Ao levar o gabinete para um local que fica ao lado e com acesso direto ao plenário —onde funciona hoje a sala usada por repórteres de vários veículos que fazem a cobertura jornalística da Câmara—, Lira e seus sucessores ficarão a salvo, em prejuízo da transparência, de uma rotina que está no centro de alguns dos acontecimentos mais marcantes da história do país.
Em suma, nem ele nem os vários políticos e outros integrantes da sociedade que orbitam ao redor dos presidentes da Câmara precisarão mais passar diante das câmeras, microfones, gravadores e perguntas de jornalistas ao transitar entre o gabinete e o plenário, durante as votações.
E a depender da obra —cujos custos e detalhes ainda permanecem sob sigilo—, nem mesmo quando entrar ou sair da Câmara.
Cheguei à Sucursal de Brasília da Folha em fevereiro de 2003, sendo deslocado diretamente para ser setorista da Câmara —no jargão jornalístico, o repórter responsável pela cobertura diária de determinada instituição.[ x ]
Com isso, em vez da Redação, o meu posto fixo de trabalho por vários anos seguintes foram os salões, corredores, gabinetes e plenários da Câmara, tendo no comitê de imprensa —o local que Lira quer transformar em seu gabinete— o ponto de apoio para escrever as reportagens.
Um local sem mesa ou cadeira, amplo e todo acarpetado em tom verde, porém, sempre foi mais especial e marcante, para o trabalho de jornalistas e para a história.
Situado no coração da Câmara, com de cerca de 2.000 metros quadrados, o Salão Verde é exatamente o local a ser evitado por quem quer se esconder do escrutínio público.
É um dos espaços de maior circulação da Casa, por onde passam deputados, assessores, funcionários, visitantes, lobistas, jornalistas, entre vários outros, e que se transforma em um formigueiro humano no dia de votações importantes.
O vaivém se explica porque no salão estão as entradas do plenário onde ocorrem as votações, além de ser ponto de passagem para quem entra e sai da Câmara.
Em uma das extremidades opostas à das entradas do plenário está o corredor que leva às salas da presidência da Câmara.

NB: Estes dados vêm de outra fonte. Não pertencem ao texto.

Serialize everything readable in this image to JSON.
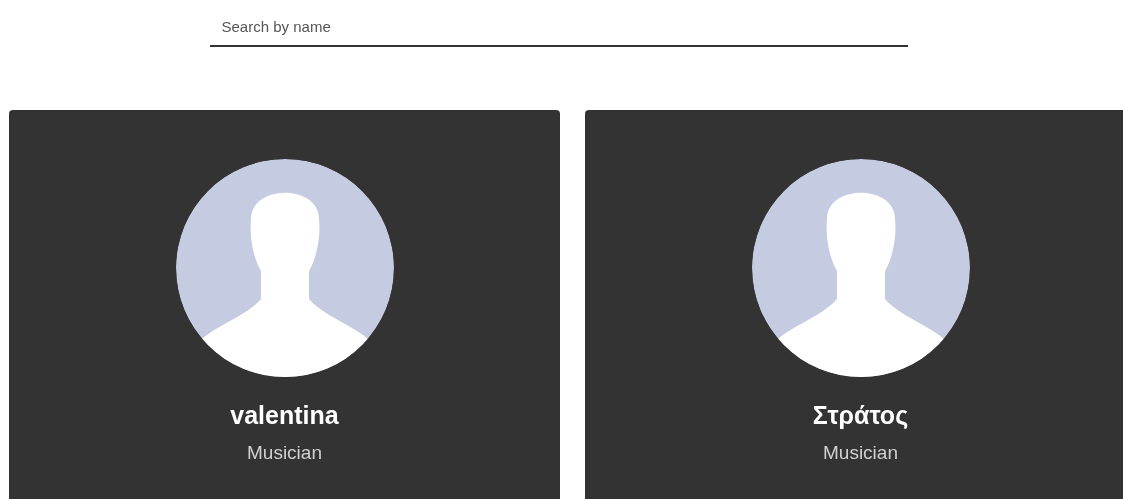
{
  "search": {
    "placeholder": "Search by name"
  },
  "profiles": [
    {
      "name": "valentina",
      "role": "Musician"
    },
    {
      "name": "Στράτος",
      "role": "Musician"
    }
  ]
}
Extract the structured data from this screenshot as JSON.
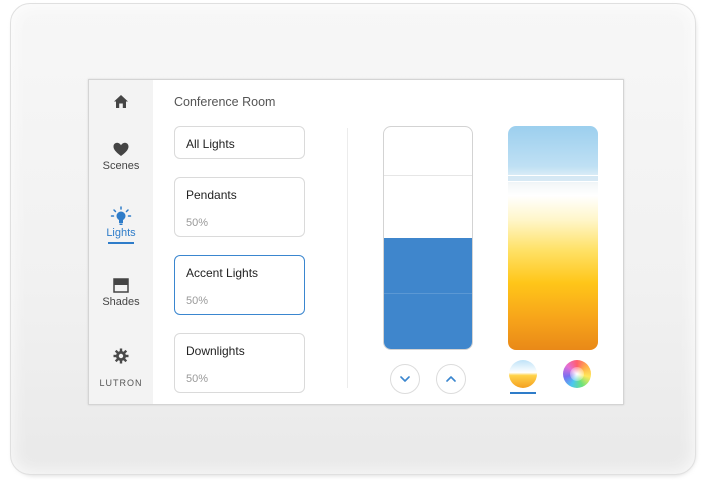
{
  "nav": {
    "items": [
      {
        "id": "home",
        "label": "",
        "icon": "home-icon"
      },
      {
        "id": "scenes",
        "label": "Scenes",
        "icon": "heart-icon"
      },
      {
        "id": "lights",
        "label": "Lights",
        "icon": "lightbulb-icon",
        "active": true
      },
      {
        "id": "shades",
        "label": "Shades",
        "icon": "shade-icon"
      },
      {
        "id": "settings",
        "label": "",
        "icon": "gear-icon"
      }
    ],
    "brand": "LUTRON"
  },
  "room": {
    "title": "Conference Room"
  },
  "zones": [
    {
      "name": "All Lights",
      "level": ""
    },
    {
      "name": "Pendants",
      "level": "50%"
    },
    {
      "name": "Accent Lights",
      "level": "50%",
      "selected": true
    },
    {
      "name": "Downlights",
      "level": "50%"
    }
  ],
  "dimmer": {
    "level": 0.5,
    "fill_color": "#3f86cc",
    "down_icon": "chevron-down-icon",
    "up_icon": "chevron-up-icon"
  },
  "color_temp": {
    "handle_level": 0.78,
    "mode_icons": [
      "warm-dim-icon",
      "color-wheel-icon"
    ],
    "active_mode": "warm-dim-icon"
  },
  "colors": {
    "accent": "#2e7cc9"
  }
}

Ou seja, o principal caminho para chegar ao gabinete pela manhã, para sair à noite, e para ir ao plenário e voltar durante as votações passa, necessariamente, pelo Salão Verde. E por jornalistas que lá fazem plantão em busca de informações.
Foi exatamente no Salão Verde que momentos cruciais da história do país se desenrolaram. Foi lá, por exemplo, que o então presidente da Casa Eduardo Cunha (MDB-RJ) anunciou à imprensa, em dezembro de 2015, a deflagração do processo de impeachment de Dilma Rousseff (PT).

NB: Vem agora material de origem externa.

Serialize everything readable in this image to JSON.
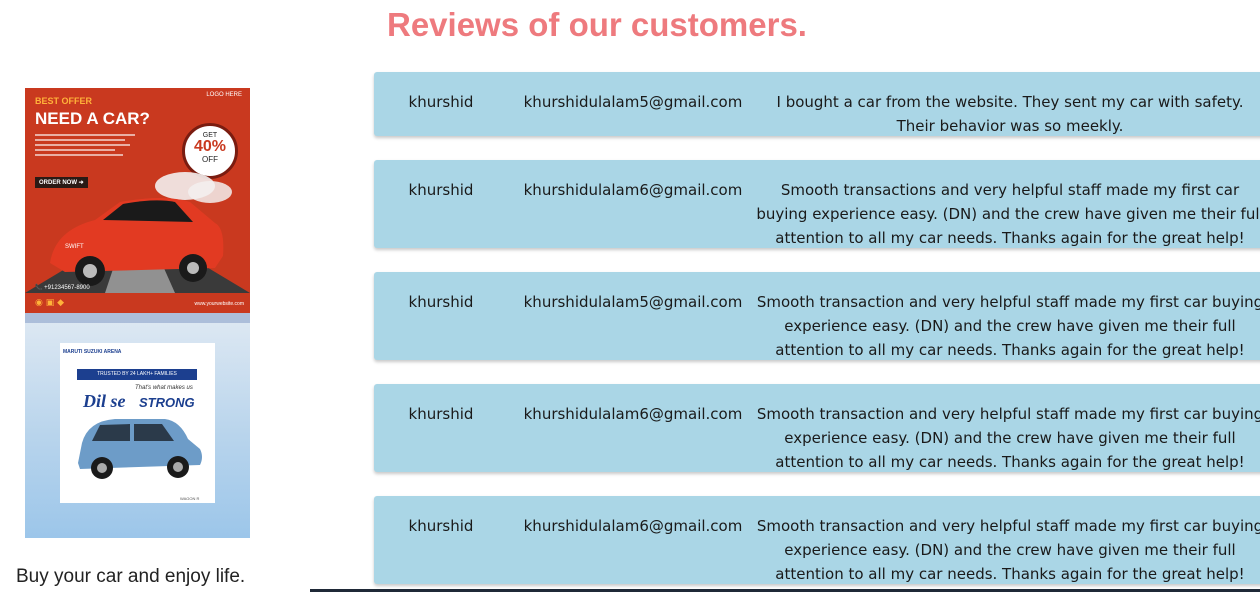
{
  "page": {
    "heading": "Reviews of our customers.",
    "tagline": "Buy your car and enjoy life."
  },
  "ad_offer": {
    "best_offer": "BEST OFFER",
    "headline": "NEED A CAR?",
    "logo_text": "LOGO HERE",
    "order_button": "ORDER NOW",
    "badge_get": "GET",
    "badge_percent": "40%",
    "badge_off": "OFF",
    "call_text": "+91234567-8900",
    "website": "www.yourwebsite.com",
    "car_model": "SWIFT"
  },
  "ad_maruti": {
    "brand": "MARUTI SUZUKI ARENA",
    "ribbon": "TRUSTED BY 24 LAKH+ FAMILIES",
    "that_text": "That's what makes us",
    "slogan_script": "Dil se",
    "slogan_bold": "STRONG",
    "footer": "WAGON R"
  },
  "colors": {
    "heading": "#ee7a7e",
    "card_background": "#aad6e6",
    "ad_red": "#c9391f",
    "brand_blue": "#1c3f8f"
  },
  "reviews": [
    {
      "name": "khurshid",
      "email": "khurshidulalam5@gmail.com",
      "text": "I bought a car from the website. They sent my car with safety. Their behavior was so meekly."
    },
    {
      "name": "khurshid",
      "email": "khurshidulalam6@gmail.com",
      "text": "Smooth transactions and very helpful staff made my first car buying experience easy. (DN) and the crew have given me their full attention to all my car needs. Thanks again for the great help!"
    },
    {
      "name": "khurshid",
      "email": "khurshidulalam5@gmail.com",
      "text": "Smooth transaction and very helpful staff made my first car buying experience easy. (DN) and the crew have given me their full attention to all my car needs. Thanks again for the great help!"
    },
    {
      "name": "khurshid",
      "email": "khurshidulalam6@gmail.com",
      "text": "Smooth transaction and very helpful staff made my first car buying experience easy. (DN) and the crew have given me their full attention to all my car needs. Thanks again for the great help!"
    },
    {
      "name": "khurshid",
      "email": "khurshidulalam6@gmail.com",
      "text": "Smooth transaction and very helpful staff made my first car buying experience easy. (DN) and the crew have given me their full attention to all my car needs. Thanks again for the great help!"
    }
  ]
}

Foi lá também que, meses antes, Cunha foi alvo de protesto com uma chuva de notas falsas de dólar jogadas em sua direção quando ele dava entrevista à imprensa. E foi lá que, por diversas e diversas vezes, foi questionado por jornalistas, ao chegar ou sair da Câmara, ao transitar entre seu gabinete e o plenário, sobre as contas que tinha na Suíça —com a insistência e a firmeza que exigem o jornalismo independente e o interesse público.
Foi no Salão Verde, também, que Severino Cavalcanti (PP-PE), presidente em 2005, teve que explicar por várias vezes as acusações de que recebeu um mensalinho de um fornecedor da Casa, escândalo que lhe custou o cargo.
Para além dos casos de corrupção, os presidentes da Câmara são abordados principalmente sobre assuntos que estão na ordem do dia no país, já que ocupam um dos cargos dos mais importantes —o que define a pauta de votações da Casa, sendo o segundo na linha sucessória da Presidência da República.
Rodrigo Maia (DEM-RJ), por exemplo, teve que ali dar explicações e ouvir pressões em uma infinidade de ocasiões nos seus quatro anos e seis meses como presidente da Casa, em votações importantes que conduziu, como a da reforma da Previdência.
O desejo de se esconder dos holofotes e de só responder a perguntas em ambiente controlado, no momento em que julgar conveniente, é um desejo antigo na Câmara, que remonta, pelo menos, à gestão de João Paulo Cunha (PT), que comandou a Casa a partir do momento em que me tornei setorista da Folha no local, em 2003.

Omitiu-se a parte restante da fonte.